Notre feuille de route s’articule ain­si autour de divers­es ori­en­ta­tions dont :

  • la réduc­tion des gaz à effet de serre générés directe­ment ou pas par notre activ­ité via des actions ciblées avec un focus sur l’énergie, qui est notre pre­mière source d’émission directe, au tra­vers d’un tra­vail sur les achats et les investisse­ments ; 
  • aider nos clients dans leur tran­si­tion bas car­bone, c’est-à-dire nos voyageurs, les autorités organ­isatri­ces des mobil­ités, les col­lec­tiv­ités ter­ri­to­ri­ales, en dévelop­pant des ser­vices bas car­bone qui vont per­me­t­tre aux villes, de manière plus glob­ale de lut­ter con­tre le change­ment cli­ma­tique. 

Nous nous pré­parons aus­si au change­ment cli­ma­tique en dévelop­pant des solu­tions d’adaptation. Si notre pri­or­ité reste la neu­tral­ité car­bone, il nous faut tout de même anticiper les réper­cus­sions du change­ment cli­ma­tique : pics de forte chaleur, inon­da­tions… Et nos activ­ités sont plus par­ti­c­ulière­ment exposées au risque d’inondation de nos réseaux souter­rains. Depuis les années 2000, nous tra­vail­lons sur cet axe afin de préserv­er nos instal­la­tions et favoris­er la reprise rapi­de de l’exploitation après une crue, par exem­ple. 

Nous entendons de plus en plus que l’hydrogène va jouer un rôle important. Qu’en est-il pour la RATP ? 

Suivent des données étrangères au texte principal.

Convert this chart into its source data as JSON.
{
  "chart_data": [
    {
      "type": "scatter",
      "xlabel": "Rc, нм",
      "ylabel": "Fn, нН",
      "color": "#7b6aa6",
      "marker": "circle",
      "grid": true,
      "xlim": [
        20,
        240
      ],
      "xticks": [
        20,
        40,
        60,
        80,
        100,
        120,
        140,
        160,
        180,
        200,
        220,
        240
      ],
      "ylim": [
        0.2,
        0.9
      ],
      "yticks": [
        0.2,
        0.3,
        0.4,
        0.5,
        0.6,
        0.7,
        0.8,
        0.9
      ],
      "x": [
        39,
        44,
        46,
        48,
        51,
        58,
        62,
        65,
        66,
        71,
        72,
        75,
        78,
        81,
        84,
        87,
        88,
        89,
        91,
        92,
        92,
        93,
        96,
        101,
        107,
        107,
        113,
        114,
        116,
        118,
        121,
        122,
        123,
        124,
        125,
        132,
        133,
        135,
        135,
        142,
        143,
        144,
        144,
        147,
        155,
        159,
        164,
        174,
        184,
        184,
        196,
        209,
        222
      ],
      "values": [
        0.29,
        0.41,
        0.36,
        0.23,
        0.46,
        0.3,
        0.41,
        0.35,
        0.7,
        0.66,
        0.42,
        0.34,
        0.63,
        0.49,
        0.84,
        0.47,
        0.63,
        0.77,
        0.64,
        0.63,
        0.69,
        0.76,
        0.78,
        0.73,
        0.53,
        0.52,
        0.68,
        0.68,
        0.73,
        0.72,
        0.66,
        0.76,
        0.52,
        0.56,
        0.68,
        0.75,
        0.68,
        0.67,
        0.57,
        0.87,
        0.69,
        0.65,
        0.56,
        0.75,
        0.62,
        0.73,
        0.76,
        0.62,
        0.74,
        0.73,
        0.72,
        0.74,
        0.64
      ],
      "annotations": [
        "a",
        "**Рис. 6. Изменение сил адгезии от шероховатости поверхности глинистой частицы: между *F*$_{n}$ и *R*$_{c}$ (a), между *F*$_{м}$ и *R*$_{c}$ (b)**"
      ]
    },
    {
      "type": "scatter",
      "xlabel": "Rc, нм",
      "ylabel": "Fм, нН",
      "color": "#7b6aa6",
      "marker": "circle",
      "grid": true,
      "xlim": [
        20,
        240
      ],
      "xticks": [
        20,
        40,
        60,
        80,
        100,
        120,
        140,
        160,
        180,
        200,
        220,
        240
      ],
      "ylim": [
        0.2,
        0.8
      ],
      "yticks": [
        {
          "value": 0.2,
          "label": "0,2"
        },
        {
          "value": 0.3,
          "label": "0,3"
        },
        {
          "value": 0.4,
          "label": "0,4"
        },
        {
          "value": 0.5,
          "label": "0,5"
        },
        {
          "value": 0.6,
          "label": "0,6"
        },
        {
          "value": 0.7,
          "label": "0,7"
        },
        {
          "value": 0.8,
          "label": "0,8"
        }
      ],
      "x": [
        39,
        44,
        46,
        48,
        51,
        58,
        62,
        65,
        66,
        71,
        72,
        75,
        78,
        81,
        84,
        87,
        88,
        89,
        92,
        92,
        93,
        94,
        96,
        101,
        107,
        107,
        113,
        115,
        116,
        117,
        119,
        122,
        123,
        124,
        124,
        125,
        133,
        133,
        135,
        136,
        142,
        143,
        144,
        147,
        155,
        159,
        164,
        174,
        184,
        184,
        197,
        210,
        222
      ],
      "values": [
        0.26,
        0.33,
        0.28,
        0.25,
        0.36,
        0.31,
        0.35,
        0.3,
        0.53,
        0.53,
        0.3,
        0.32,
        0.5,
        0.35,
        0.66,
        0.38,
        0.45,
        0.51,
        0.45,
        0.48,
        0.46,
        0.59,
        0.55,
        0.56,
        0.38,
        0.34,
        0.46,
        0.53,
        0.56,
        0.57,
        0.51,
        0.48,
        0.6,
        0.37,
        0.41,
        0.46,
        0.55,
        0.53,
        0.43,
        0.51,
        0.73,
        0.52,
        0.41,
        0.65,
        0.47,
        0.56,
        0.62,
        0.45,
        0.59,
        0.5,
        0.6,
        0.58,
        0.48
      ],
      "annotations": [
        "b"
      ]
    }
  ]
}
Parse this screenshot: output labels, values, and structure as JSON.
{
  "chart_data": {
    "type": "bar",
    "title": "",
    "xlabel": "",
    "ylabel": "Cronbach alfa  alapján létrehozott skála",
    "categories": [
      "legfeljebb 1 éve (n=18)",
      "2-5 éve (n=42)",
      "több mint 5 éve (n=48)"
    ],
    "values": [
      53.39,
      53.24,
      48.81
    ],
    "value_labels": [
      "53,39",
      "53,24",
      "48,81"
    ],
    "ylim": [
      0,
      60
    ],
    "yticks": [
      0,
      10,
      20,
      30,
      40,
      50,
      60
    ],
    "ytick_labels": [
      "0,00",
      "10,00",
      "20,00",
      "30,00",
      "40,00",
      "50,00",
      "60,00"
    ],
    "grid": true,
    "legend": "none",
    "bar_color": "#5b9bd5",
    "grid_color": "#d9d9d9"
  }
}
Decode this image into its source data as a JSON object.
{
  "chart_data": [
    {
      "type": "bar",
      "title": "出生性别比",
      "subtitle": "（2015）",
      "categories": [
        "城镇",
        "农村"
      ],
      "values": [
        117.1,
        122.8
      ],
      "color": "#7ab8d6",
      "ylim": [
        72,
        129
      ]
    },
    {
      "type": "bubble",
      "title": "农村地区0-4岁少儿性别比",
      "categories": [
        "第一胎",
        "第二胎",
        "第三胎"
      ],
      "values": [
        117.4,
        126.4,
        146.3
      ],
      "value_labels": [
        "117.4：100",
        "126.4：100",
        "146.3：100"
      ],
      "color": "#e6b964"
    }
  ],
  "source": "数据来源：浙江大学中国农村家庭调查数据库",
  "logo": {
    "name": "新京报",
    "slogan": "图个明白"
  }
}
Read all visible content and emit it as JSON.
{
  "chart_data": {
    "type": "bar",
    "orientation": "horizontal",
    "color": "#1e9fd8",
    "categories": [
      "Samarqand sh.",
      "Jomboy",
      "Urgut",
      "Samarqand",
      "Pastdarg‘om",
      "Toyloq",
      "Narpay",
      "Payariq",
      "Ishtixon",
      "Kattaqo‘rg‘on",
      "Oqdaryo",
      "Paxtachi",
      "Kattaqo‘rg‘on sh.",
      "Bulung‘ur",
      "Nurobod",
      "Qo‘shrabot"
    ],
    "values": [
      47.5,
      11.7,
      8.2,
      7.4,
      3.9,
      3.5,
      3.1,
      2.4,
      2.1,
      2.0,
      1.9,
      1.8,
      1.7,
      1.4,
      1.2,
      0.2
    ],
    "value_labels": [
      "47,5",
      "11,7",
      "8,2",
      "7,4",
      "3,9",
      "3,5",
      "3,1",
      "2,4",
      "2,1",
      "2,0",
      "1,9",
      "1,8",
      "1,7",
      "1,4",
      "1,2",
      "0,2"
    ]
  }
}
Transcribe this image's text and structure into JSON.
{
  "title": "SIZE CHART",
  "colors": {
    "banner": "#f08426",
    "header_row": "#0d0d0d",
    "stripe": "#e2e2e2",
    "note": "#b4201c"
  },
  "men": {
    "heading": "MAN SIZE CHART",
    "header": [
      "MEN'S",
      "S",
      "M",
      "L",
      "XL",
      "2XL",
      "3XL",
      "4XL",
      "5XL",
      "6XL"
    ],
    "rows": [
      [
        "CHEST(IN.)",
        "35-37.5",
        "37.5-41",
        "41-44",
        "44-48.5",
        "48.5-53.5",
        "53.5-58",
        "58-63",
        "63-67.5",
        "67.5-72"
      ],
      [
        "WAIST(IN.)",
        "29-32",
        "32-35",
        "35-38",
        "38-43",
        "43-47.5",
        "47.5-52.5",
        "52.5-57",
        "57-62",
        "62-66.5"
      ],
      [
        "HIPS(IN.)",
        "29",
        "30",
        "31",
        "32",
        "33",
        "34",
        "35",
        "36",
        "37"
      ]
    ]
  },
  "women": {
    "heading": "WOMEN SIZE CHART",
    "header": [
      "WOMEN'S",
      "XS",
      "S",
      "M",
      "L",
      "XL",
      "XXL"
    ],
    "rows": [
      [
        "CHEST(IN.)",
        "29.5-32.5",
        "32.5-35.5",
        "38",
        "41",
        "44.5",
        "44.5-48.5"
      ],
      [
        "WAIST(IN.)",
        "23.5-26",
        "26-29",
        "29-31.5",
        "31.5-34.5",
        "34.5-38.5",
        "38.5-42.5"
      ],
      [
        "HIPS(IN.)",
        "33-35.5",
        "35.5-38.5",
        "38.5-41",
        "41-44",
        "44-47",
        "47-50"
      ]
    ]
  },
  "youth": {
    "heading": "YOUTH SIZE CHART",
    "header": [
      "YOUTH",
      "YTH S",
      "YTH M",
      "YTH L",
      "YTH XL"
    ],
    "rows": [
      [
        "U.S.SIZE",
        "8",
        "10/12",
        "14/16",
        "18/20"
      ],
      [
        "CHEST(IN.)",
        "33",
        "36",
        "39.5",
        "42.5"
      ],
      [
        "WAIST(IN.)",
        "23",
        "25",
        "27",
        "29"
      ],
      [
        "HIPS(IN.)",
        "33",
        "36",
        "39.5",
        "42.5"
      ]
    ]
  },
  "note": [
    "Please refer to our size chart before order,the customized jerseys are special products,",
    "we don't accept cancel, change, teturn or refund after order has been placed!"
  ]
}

À l’heure actuelle, le développe­ment et le déploiement hydrogène dans les trans­ports en com­mun doit relever plusieurs défis : 

  • la généra­tion d’hydrogène vert/renouvelable : pour tenir les engage­ments de réduc­tion des émis­sions de gaz à effet de serre et pro­pos­er une alter­na­tive plus intéres­sante que le bioGNV, l’hydrogène pro­duit doit être vert. Cela per­me­t­tra aus­si d’apporter une solu­tion pour absorber l’intermittence des éner­gies renou­ve­lables ; 
  • l’approvisionnement et le stock­age : aujourd’hui, on recense trop peu de points de recharge. Pour un acteur comme la RATP, il faut trou­ver un com­pro­mis entre la généra­tion de l’hydrogène dans nos cen­tres ou dans des sites avec une prox­im­ité immé­di­ate. Cela impose des con­traintes sur nos instal­la­tions clas­siques en ter­mes de pro­tec­tion de l’environnement, alors que si la pro­duc­tion se fait hors site, il fau­dra garan­tir le trans­port de l’hydrogène avec des moyens décar­bonés pour faire sens ; 
  • le coût : le sur­coût pour l’acquisition d’un bus hydrogène est très impor­tant. Il faut compter 150 000 euros de plus pour un bus élec­trique et 400 000 euros de plus qu’un bus au gaz.

Pour relever l’ensemble de ces défis, il nous faut pou­voir met­tre en place des con­sor­tiums, dépass­er les cli­vages en asso­ciant les énergéti­ciens, les opéra­teurs de trans­port, les ges­tion­naires de déchets…

Plus par­ti­c­ulière­ment, sur la ques­tion de l’hydrogène, nous avons opté pour une démarche pro­gres­sive. Nous menons actuelle­ment des tests avec un pre­mier bus à La Roche-sur-Yon pour mieux con­naître et appréhen­der cette tech­nolo­gie et sommes impliqués dans plusieurs pro­jets de tran­si­tion énergé­tique de flotte de bus, dont une par­tie à l’hydrogène à Lori­ent et en Île-de-France.